Een regenboog
van liefde
Boven een zee van onvoorwaardelijke verdraagzaamheid
Er stond een grote regenboog van liefde afgelopen zaterdag tijdens Gay Pride – een regenboog van liefde boven een zee van onvoorwaardelijke verdraagzaamheid. Waar drag queens een paar dagen eerder nog werden geweigerd door taxichauffeurs, wachtte hun nu applaus en bijval. Homo’s en lesbiennes mochten een week lang ongestoord zijn en transgenders werden omarmd door een uitbundige roze menigte. Ik voelde me de hele dag blij en trots. Blij omdat de liefde zonder voorbehoud gevierd mocht worden en trots dat dit in mijn stad, mijn land, zomaar kan en mag.

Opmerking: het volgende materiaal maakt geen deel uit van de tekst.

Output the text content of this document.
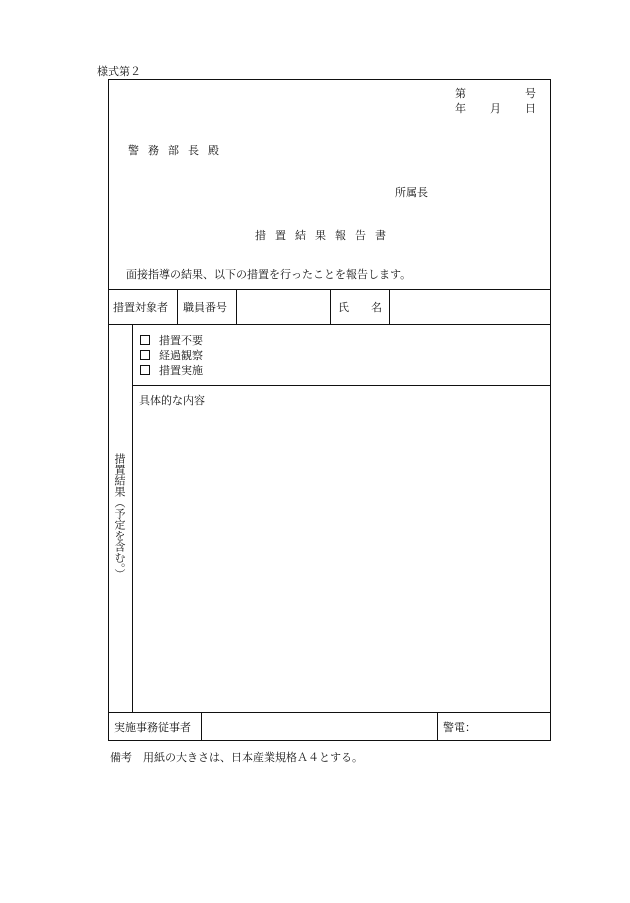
様式第２
第	号
年 月 日
警務部長殿
所属長
措置結果報告書
面接指導の結果、以下の措置を行ったことを報告します。
措置対象者 職員番号	氏　　名
措置結果（予定を含む。）
措置不要
経過観察
措置実施
具体的な内容
実施事務従事者	警電：
備考　用紙の大きさは、日本産業規格Ａ４とする。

Enkele honderdduizenden mensen die samenkwamen om te feesten tegenover maar veertien aanhoudingen. Dan moet het toch gewoon kunnen, vrede op aarde? Maar na zaterdag werd het gewoon weer zondag. De straten van de binnenstad waren in een paar uur tijd schoongeveegd door de bezemwagens van de stadsreiniging en zondag zag het eruit alsof er niets gebeurd was. Ik was bang dat dat niet alleen maar zo leek. Ik was bang dat dat zo was.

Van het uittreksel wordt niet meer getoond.